Inspector Larrimore will serve as a contact at the Dispatch to authenticate Inspector Kingsley’s alias.

Alias, Margaret Eloise Knight, is an only child who resides with her parents. ”

Here Louisa paused, glancing up from her folder. “Infusing elements of truth into a fictional alias makes it easier for inspectors to avoid exposing their true identities. I also find it makes a character feel more developed.”

Margaret raised an eyebrow. “Is that so? Are there elements of truth infused into A. M. Barnard’s characters, then?”

Louisa flushed crimson and took to sputtering.

“Let’s stick to the business at hand, shall we?

” Her gaze retreated to the folder. “Miss Knight is an only child who resides with her parents, but in defiance of societal expectations, she’s a career-driven new woman looking to make her way in the world.

She’s been assigned to cover Alvan T. Harrison, Incorporated’s upcoming fiftieth anniversary gala, giving the Dispatch’s readers a behind-the-scenes look at preparations and the event itself.

” Here Louisa glanced up again. “This provides your character with motivation to sniff about Innovation Park and a plausible reason to request access to their records.”

Margaret nodded, leaning back in her wheelchair to ease the strain on her aching muscles.

The alias Louisa had constructed seemed rather straightforward.

Aside from a change of career and surname, she’d essentially be able to play herself, which should make it easier to conduct her investigation. Why then was she still so trepidatious?

“Where in the Sam Hill did you get off to, Maggie?”

Margaret rotated her chair clockwise to face Lady Iva Leene Oakland, the only dowager countess in the whole of England with an Appalachian drawl and a pair of six-shooters on her person at all times.

Iva Leene’s auburn mane had been corralled into an upswept coiffure, though a few untamed curls had bucked free from their pins.

Demure fists rested her on hips, just above a double holster of tooled leather, which blended into her black crape widow’s weeds.

Pearl-handled revolvers, with engraved barrels of nickel-plate, gleamed in dangerous contrast against the matte attire that proclaimed her mourning for the English lord she’d loved and lost all too soon.

“There you are, sugar! I’ve been wandering nigh on a lifetime trying to track you down.

Sakes alive, I was starting to wonder if the good Lord had commenced with the rapture and plumb left me behind.

Reckon you’re ready for another strictly precautionary lesson in the womanly art of self-defense?

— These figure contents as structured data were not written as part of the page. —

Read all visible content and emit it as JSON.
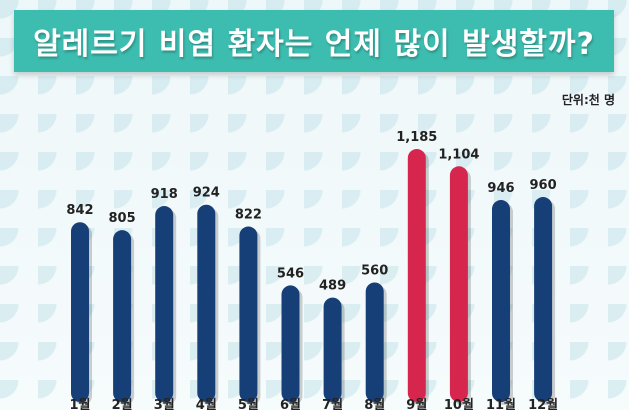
{
  "title": "알레르기 비염 환자는 언제 많이 발생할까?",
  "unit": "단위:천 명",
  "colors": {
    "accent": "#3dbdb0",
    "bar_default": "#173f77",
    "bar_highlight": "#d6264e"
  },
  "chart_data": {
    "type": "bar",
    "title": "알레르기 비염 환자는 언제 많이 발생할까?",
    "xlabel": "",
    "ylabel": "",
    "categories": [
      "1월",
      "2월",
      "3월",
      "4월",
      "5월",
      "6월",
      "7월",
      "8월",
      "9월",
      "10월",
      "11월",
      "12월"
    ],
    "values": [
      842,
      805,
      918,
      924,
      822,
      546,
      489,
      560,
      1185,
      1104,
      946,
      960
    ],
    "value_labels": [
      "842",
      "805",
      "918",
      "924",
      "822",
      "546",
      "489",
      "560",
      "1,185",
      "1,104",
      "946",
      "960"
    ],
    "highlight": [
      "9월",
      "10월"
    ],
    "grid": false,
    "legend": "none"
  }
}
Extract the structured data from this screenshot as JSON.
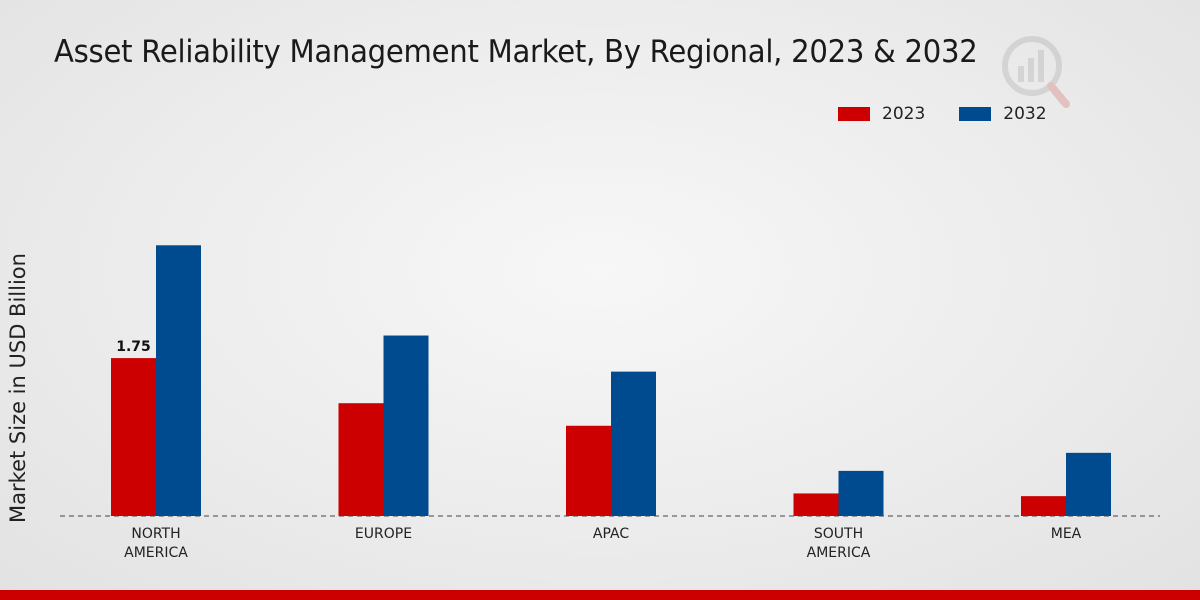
{
  "chart_data": {
    "type": "bar",
    "title": "Asset Reliability Management Market, By Regional, 2023 & 2032",
    "xlabel": "",
    "ylabel": "Market Size in USD Billion",
    "categories": [
      "NORTH\nAMERICA",
      "EUROPE",
      "APAC",
      "SOUTH\nAMERICA",
      "MEA"
    ],
    "series": [
      {
        "name": "2023",
        "color": "#cc0000",
        "values": [
          1.75,
          1.25,
          1.0,
          0.25,
          0.22
        ]
      },
      {
        "name": "2032",
        "color": "#004a8f",
        "values": [
          3.0,
          2.0,
          1.6,
          0.5,
          0.7
        ]
      }
    ],
    "data_labels": [
      {
        "series": 0,
        "index": 0,
        "text": "1.75"
      }
    ],
    "ylim": [
      0,
      4.2
    ],
    "grid": false,
    "legend": "top-right"
  }
}
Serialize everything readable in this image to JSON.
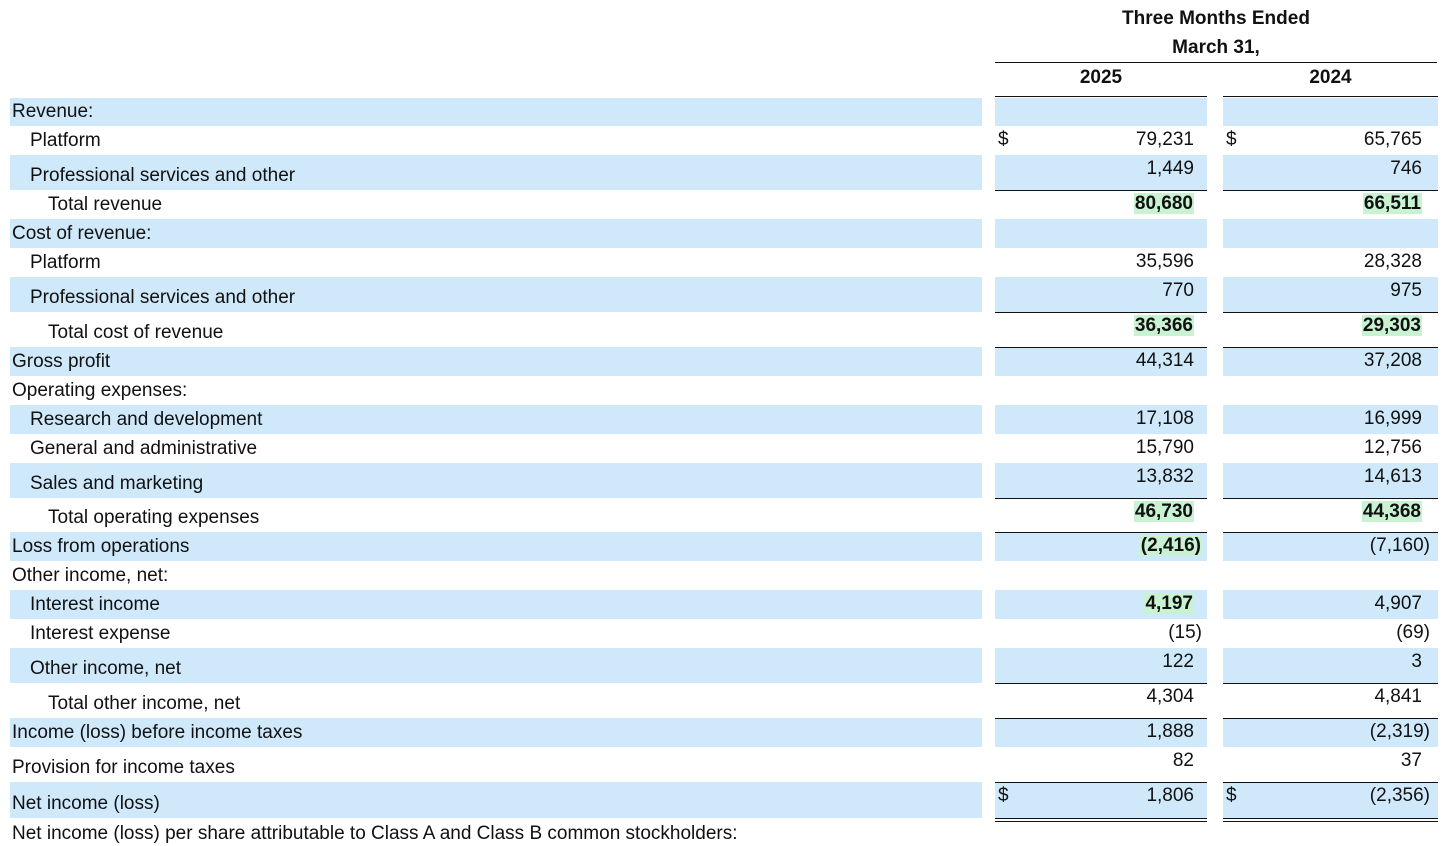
{
  "header": {
    "period_line1": "Three Months Ended",
    "period_line2": "March 31,",
    "year_current": "2025",
    "year_prior": "2024"
  },
  "currency_symbol": "$",
  "rows": [
    {
      "label": "Revenue:",
      "v2025": "",
      "v2024": ""
    },
    {
      "label": "Platform",
      "v2025": "79,231",
      "v2024": "65,765"
    },
    {
      "label": "Professional services and other",
      "v2025": "1,449",
      "v2024": "746"
    },
    {
      "label": "Total revenue",
      "v2025": "80,680",
      "v2024": "66,511"
    },
    {
      "label": "Cost of revenue:",
      "v2025": "",
      "v2024": ""
    },
    {
      "label": "Platform",
      "v2025": "35,596",
      "v2024": "28,328"
    },
    {
      "label": "Professional services and other",
      "v2025": "770",
      "v2024": "975"
    },
    {
      "label": "Total cost of revenue",
      "v2025": "36,366",
      "v2024": "29,303"
    },
    {
      "label": "Gross profit",
      "v2025": "44,314",
      "v2024": "37,208"
    },
    {
      "label": "Operating expenses:",
      "v2025": "",
      "v2024": ""
    },
    {
      "label": "Research and development",
      "v2025": "17,108",
      "v2024": "16,999"
    },
    {
      "label": "General and administrative",
      "v2025": "15,790",
      "v2024": "12,756"
    },
    {
      "label": "Sales and marketing",
      "v2025": "13,832",
      "v2024": "14,613"
    },
    {
      "label": "Total operating expenses",
      "v2025": "46,730",
      "v2024": "44,368"
    },
    {
      "label": "Loss from operations",
      "v2025": "(2,416)",
      "v2024": "(7,160)"
    },
    {
      "label": "Other income, net:",
      "v2025": "",
      "v2024": ""
    },
    {
      "label": "Interest income",
      "v2025": "4,197",
      "v2024": "4,907"
    },
    {
      "label": "Interest expense",
      "v2025": "(15)",
      "v2024": "(69)"
    },
    {
      "label": "Other income, net",
      "v2025": "122",
      "v2024": "3"
    },
    {
      "label": "Total other income, net",
      "v2025": "4,304",
      "v2024": "4,841"
    },
    {
      "label": "Income (loss) before income taxes",
      "v2025": "1,888",
      "v2024": "(2,319)"
    },
    {
      "label": "Provision for income taxes",
      "v2025": "82",
      "v2024": "37"
    },
    {
      "label": "Net income (loss)",
      "v2025": "1,806",
      "v2024": "(2,356)"
    },
    {
      "label": "Net income (loss) per share attributable to Class A and Class B common stockholders:",
      "v2025": "",
      "v2024": ""
    }
  ]
}
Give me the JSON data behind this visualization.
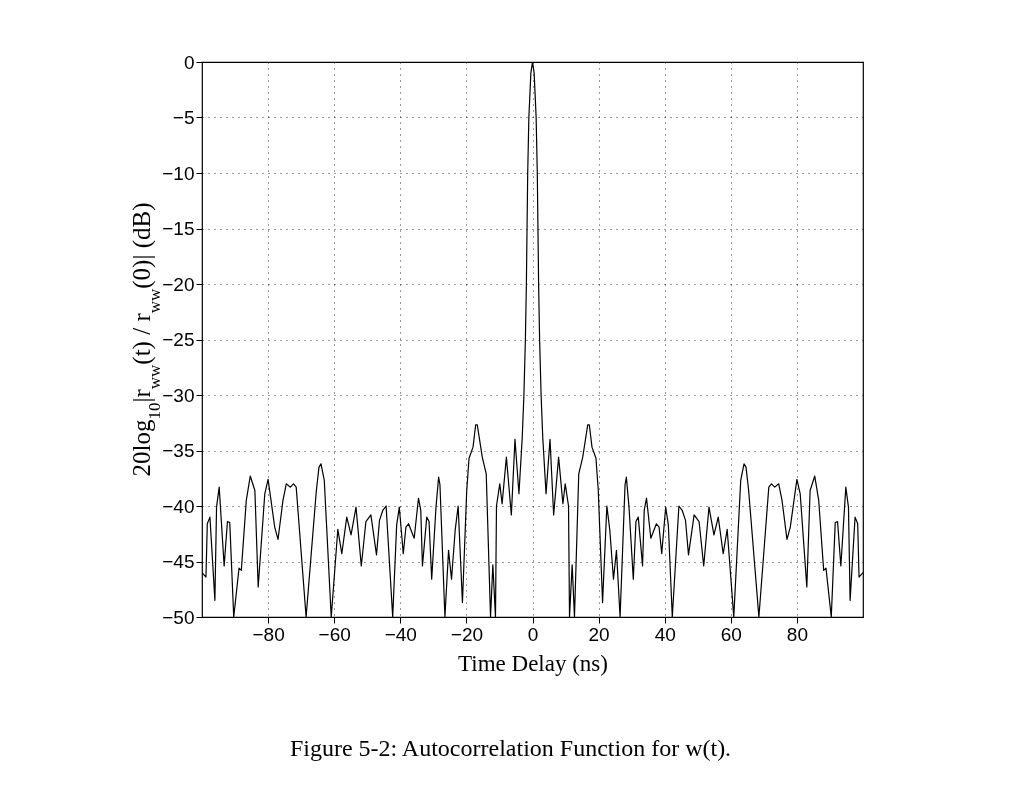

Today we review knife throwing, hog-tying, and tips for hiding a pistol in your petticoats.

” With lightning-fast reflexes, Iva Leene withdrew a third gun from the folds of her skirt and spun it round her finger a few times before deftly returning it to a concealed holster.

She grinned broadly. “Then I get to break in a brand-new lesson I’m right proud of—a dozen and one ways to incapacitate a man with a hatpin! ”

Margaret gulped. Perhaps the “strictly precautionary” lessons in the art of self-defense had something to do with her lingering feeling of unease.

The mere thought of speaking to a man—let alone incapacitating one—filled her with consternation.

God willing, the case would function like a well-oiled machine, and both activities could be wholly avoided.